Her eyes widened and Jemma realized finally what he was trying to tell her. “We’re going to sneak in!” she exclaimed before she could stop herself.

He slapped a hand tight over her mouth. “For the
love of god
, don’t say that so loud,” Gabe hissed. “This is an improved Rio, but I can’t promise what’ll happen if we get arrested. There is still corruption in some of the police bureaus.”

“So we can’t get caught,” she whispered. “How do we do that?”

“I’m working on a plan,” he said, his voice growing even grimmer. “I should be back in an hour. I’m afraid our dinner date is going to have to wait.”

“It’s not important,” Jemma said, flustered that he’d called it a date and even more flustered that instead of going to dinner, they were going to sneak into the Olympic Village.

“You’ve lost your mind,” Jemma exclaimed, crossing her arms over her chest and frowning at the skimpy bikini top and bottom that Gabe had pulled from the plastic bag he’d brought in. “I’m not wearing that!”

“I thought you wanted to talk to Kimber? Make sure she’s okay?”

Jemma glowered. “I do. I’m just not going to wear
that
to do it. Where’s your disguise?”

“I don’t need one, really,” Gabe smirked. “I speak Portuguese. I can easily pretend to be what I already am—private security.
You’re
the problem.”

“I’m still not wearing it,” Jemma retorted testily. “Find me something else.”

“You’d really abandon Kimber because of a little bare skin?” he asked teasingly, dangling the swimsuit closer to her face. “I’ve seen it, and it’s all amazing. No need to be ashamed.”

Jemma gritted her teeth. “In the hotel room isn’t the same as flouncing around the streets of Rio in a bikini!”

Gabe inwardly counted to ten, dragging out Jemma’s frustration a hair longer, mostly because he was enjoying himself. “Oh, of course you’re wearing
this
over it,” he said, whipping out a track suit from the plastic bag he’d carried everything in after
liberating it from the beach volleyball pavilion.

Jemma’s glare grew darker and she grabbed the jacket from his outstretched hand. “I don’t like you,” she said, taking off to the bathroom with a definite flounce in her step.

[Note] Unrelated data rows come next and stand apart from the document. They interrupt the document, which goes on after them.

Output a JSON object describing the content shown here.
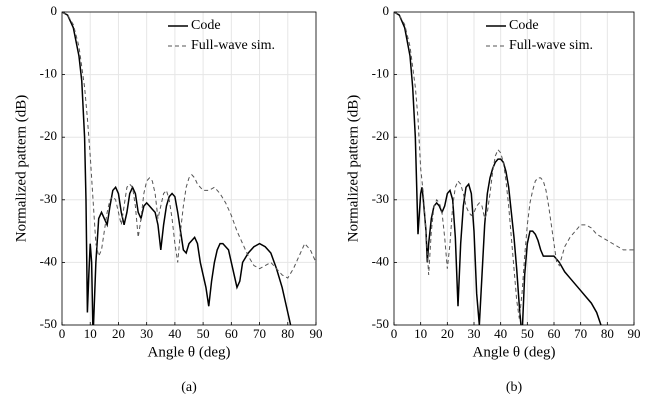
{
  "chart_data": [
    {
      "type": "line",
      "caption": "(a)",
      "x_label": "Angle θ (deg)",
      "y_label": "Normalized pattern (dB)",
      "xlim": [
        0,
        90
      ],
      "ylim": [
        -50,
        0
      ],
      "xticks": [
        0,
        10,
        20,
        30,
        40,
        50,
        60,
        70,
        80,
        90
      ],
      "yticks": [
        -50,
        -40,
        -30,
        -20,
        -10,
        0
      ],
      "grid": true,
      "legend": "upper right",
      "series": [
        {
          "name": "Code",
          "color": "#000000",
          "line_style": "solid",
          "x": [
            0,
            2,
            4,
            6,
            7,
            8,
            8.5,
            9,
            9.5,
            10,
            10.5,
            11,
            12,
            13,
            14,
            15,
            16,
            17,
            18,
            19,
            20,
            21,
            22,
            23,
            24,
            25,
            26,
            27,
            28,
            29,
            30,
            31,
            32,
            33,
            34,
            35,
            36,
            37,
            38,
            39,
            40,
            41,
            42,
            43,
            44,
            45,
            46,
            47,
            48,
            49,
            50,
            51,
            52,
            53,
            54,
            55,
            56,
            57,
            58,
            59,
            60,
            61,
            62,
            63,
            64,
            66,
            68,
            70,
            72,
            74,
            76,
            78,
            80,
            82
          ],
          "values": [
            0,
            -0.5,
            -2.5,
            -7,
            -11,
            -20,
            -30,
            -48,
            -42,
            -37,
            -40,
            -52,
            -40,
            -33,
            -32,
            -33,
            -34,
            -31,
            -28.5,
            -28,
            -29,
            -32,
            -34,
            -32,
            -29,
            -28,
            -29,
            -32,
            -33,
            -31,
            -30.5,
            -31,
            -31.5,
            -32,
            -34,
            -38,
            -34,
            -31,
            -29.5,
            -29,
            -29.5,
            -32,
            -35,
            -38,
            -38.5,
            -37,
            -36.5,
            -36,
            -37,
            -40,
            -42,
            -44,
            -47,
            -43,
            -40,
            -38,
            -37,
            -37,
            -37.5,
            -38,
            -40,
            -42,
            -44,
            -43,
            -40,
            -38.5,
            -37.5,
            -37,
            -37.5,
            -38.5,
            -41,
            -44,
            -48,
            -52
          ]
        },
        {
          "name": "Full-wave sim.",
          "color": "#555555",
          "line_style": "dashed",
          "x": [
            0,
            2,
            4,
            6,
            8,
            9,
            10,
            11,
            12,
            13,
            14,
            15,
            16,
            17,
            18,
            19,
            20,
            21,
            22,
            23,
            24,
            25,
            26,
            27,
            28,
            29,
            30,
            31,
            32,
            33,
            34,
            35,
            36,
            37,
            38,
            39,
            40,
            41,
            42,
            43,
            44,
            45,
            46,
            47,
            48,
            50,
            52,
            54,
            56,
            58,
            60,
            62,
            64,
            66,
            68,
            70,
            72,
            74,
            76,
            78,
            80,
            82,
            84,
            86,
            88,
            90
          ],
          "values": [
            0,
            -0.5,
            -2,
            -5.5,
            -12,
            -17,
            -23,
            -30,
            -37,
            -39,
            -38,
            -35,
            -32,
            -30,
            -29.5,
            -30,
            -32,
            -34,
            -31,
            -28,
            -27.5,
            -28,
            -31,
            -36,
            -33,
            -29,
            -27,
            -26.5,
            -27,
            -29,
            -33,
            -31,
            -29,
            -28.5,
            -30,
            -33,
            -37,
            -40,
            -35,
            -31,
            -28,
            -26.5,
            -26,
            -26.5,
            -27.5,
            -28.5,
            -28.5,
            -28,
            -29,
            -30.5,
            -32.5,
            -35,
            -37,
            -39,
            -40.5,
            -41,
            -40.5,
            -40,
            -41,
            -42,
            -42.5,
            -41,
            -39,
            -37,
            -38,
            -40
          ]
        }
      ]
    },
    {
      "type": "line",
      "caption": "(b)",
      "x_label": "Angle θ (deg)",
      "y_label": "Normalized pattern (dB)",
      "xlim": [
        0,
        90
      ],
      "ylim": [
        -50,
        0
      ],
      "xticks": [
        0,
        10,
        20,
        30,
        40,
        50,
        60,
        70,
        80,
        90
      ],
      "yticks": [
        -50,
        -40,
        -30,
        -20,
        -10,
        0
      ],
      "grid": true,
      "legend": "upper right",
      "series": [
        {
          "name": "Code",
          "color": "#000000",
          "line_style": "solid",
          "x": [
            0,
            2,
            4,
            6,
            7,
            8,
            9,
            10,
            10.5,
            11,
            12,
            12.5,
            13,
            14,
            15,
            16,
            17,
            18,
            19,
            20,
            21,
            22,
            23,
            24,
            25,
            26,
            27,
            28,
            29,
            30,
            31,
            32,
            33,
            34,
            35,
            36,
            37,
            38,
            39,
            40,
            41,
            42,
            43,
            44,
            45,
            46,
            47,
            48,
            49,
            50,
            51,
            52,
            53,
            54,
            55,
            56,
            58,
            60,
            62,
            64,
            66,
            68,
            70,
            72,
            74,
            76,
            78
          ],
          "values": [
            0,
            -0.5,
            -2.5,
            -7,
            -12,
            -20,
            -35.5,
            -29,
            -28,
            -30,
            -35,
            -40,
            -37,
            -33,
            -31,
            -30.5,
            -31,
            -32,
            -31,
            -29,
            -28.5,
            -30,
            -36,
            -47,
            -37,
            -31,
            -28,
            -27.5,
            -29,
            -35,
            -45,
            -50,
            -42,
            -34,
            -29,
            -26.5,
            -25,
            -24,
            -23.5,
            -23.5,
            -24,
            -25.5,
            -28,
            -32,
            -36,
            -41,
            -47,
            -52,
            -42,
            -37,
            -35,
            -35,
            -35.5,
            -36.5,
            -38,
            -39,
            -39,
            -39,
            -40,
            -41.5,
            -42.5,
            -43.5,
            -44.5,
            -45.5,
            -46.5,
            -48,
            -50.5
          ]
        },
        {
          "name": "Full-wave sim.",
          "color": "#555555",
          "line_style": "dashed",
          "x": [
            0,
            2,
            4,
            6,
            8,
            9,
            10,
            11,
            12,
            13,
            14,
            15,
            16,
            17,
            18,
            19,
            20,
            21,
            22,
            23,
            24,
            25,
            26,
            27,
            28,
            29,
            30,
            31,
            32,
            33,
            34,
            35,
            36,
            37,
            38,
            39,
            40,
            41,
            42,
            43,
            44,
            45,
            46,
            47,
            48,
            49,
            50,
            51,
            52,
            53,
            54,
            55,
            56,
            57,
            58,
            59,
            60,
            61,
            62,
            63,
            64,
            66,
            68,
            70,
            72,
            74,
            76,
            78,
            80,
            82,
            84,
            86,
            88,
            90
          ],
          "values": [
            0,
            -0.5,
            -2,
            -5.5,
            -12,
            -17,
            -25,
            -29,
            -35,
            -42,
            -35,
            -31,
            -30,
            -30.5,
            -32,
            -36,
            -41,
            -37,
            -31,
            -28,
            -27,
            -27.5,
            -29,
            -31,
            -32,
            -32.5,
            -32,
            -31,
            -30.5,
            -31,
            -33,
            -32,
            -29,
            -25.5,
            -23,
            -22,
            -22.5,
            -24,
            -27,
            -31,
            -36,
            -41,
            -46,
            -49,
            -45,
            -39,
            -34,
            -30.5,
            -28.5,
            -27,
            -26.5,
            -26.5,
            -27,
            -28.5,
            -31,
            -34,
            -37,
            -40,
            -40.5,
            -39,
            -37.5,
            -36,
            -35,
            -34,
            -34,
            -34.5,
            -35.5,
            -36,
            -36.5,
            -37,
            -37.5,
            -38,
            -38,
            -38
          ]
        }
      ]
    }
  ]
}
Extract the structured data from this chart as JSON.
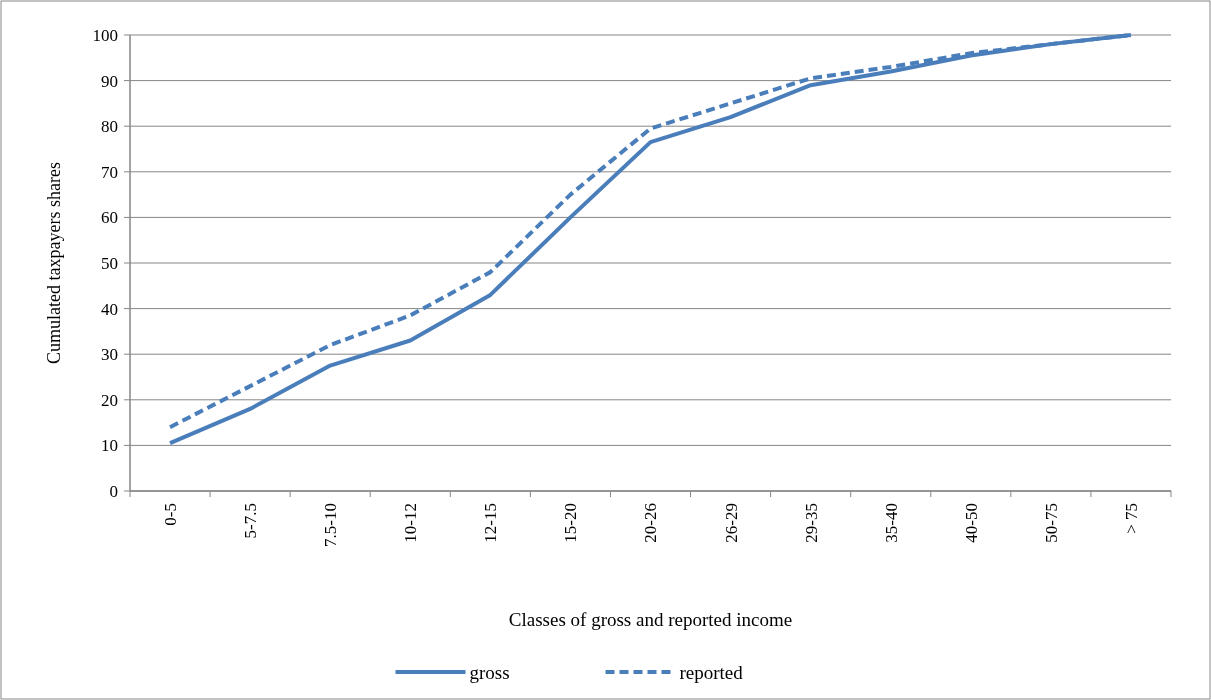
{
  "chart_data": {
    "type": "line",
    "xlabel": "Classes of gross and reported income",
    "ylabel": "Cumulated taxpayers shares",
    "categories": [
      "0-5",
      "5-7.5",
      "7.5-10",
      "10-12",
      "12-15",
      "15-20",
      "20-26",
      "26-29",
      "29-35",
      "35-40",
      "40-50",
      "50-75",
      "> 75"
    ],
    "series": [
      {
        "name": "gross",
        "color": "#4a7ebb",
        "line_style": "solid",
        "values": [
          10.5,
          18,
          27.5,
          33,
          43,
          60,
          76.5,
          82,
          89,
          92,
          95.5,
          98,
          100
        ]
      },
      {
        "name": "reported",
        "color": "#4a7ebb",
        "line_style": "dashed",
        "values": [
          14,
          23,
          32,
          38.5,
          48,
          65,
          79.5,
          85,
          90.5,
          93,
          96,
          98,
          100
        ]
      }
    ],
    "ylim": [
      0,
      100
    ],
    "yticks": [
      0,
      10,
      20,
      30,
      40,
      50,
      60,
      70,
      80,
      90,
      100
    ],
    "grid": "y",
    "legend": "bottom"
  }
}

“I thought you were gonna let me see you wear it, babe?” he called out to her retreating back. She merely held up a hand and flipped him the bird. He chuckled, vastly amused by her reaction, which had been even funnier than he’d imagined.

He hadn’t lied, he didn’t really have a disguise, per se. But Gabe still let himself out of her hotel room and crossed to his, quickly exchanging his jeans and t-shirt for a pair of khaki slacks and a plain black polo.

It would have been better if he’d brought one of the polos he wore working extra hours doing security at the Staples Center embroidered with their private security logo, but he hadn’t brought any of those with him. He hadn’t exactly anticipated sneaking into the Olympic Village, but then he hadn’t really anticipated Jemma.

He couldn’t ever remember having more fun than he’d had the last few weeks, and he’d realized, to some not-insignificant guilt, that he wouldn’t have enjoyed it nearly as much if he’d been with Nick.

He’d told himself that this made perfect sense
because he wasn’t sleeping with Nick, but still the thoughts lingered, because it wasn’t just the sex, though that was fucking fantastic. It was
everything
. It was the way he took so much joy in the joy in
her
. He’d never enjoyed someone else’s happiness so much before. And while he’d only originally intended to be with her during this time in Rio as a fling to keep her occupied and compliant, he knew deep down it had always been more.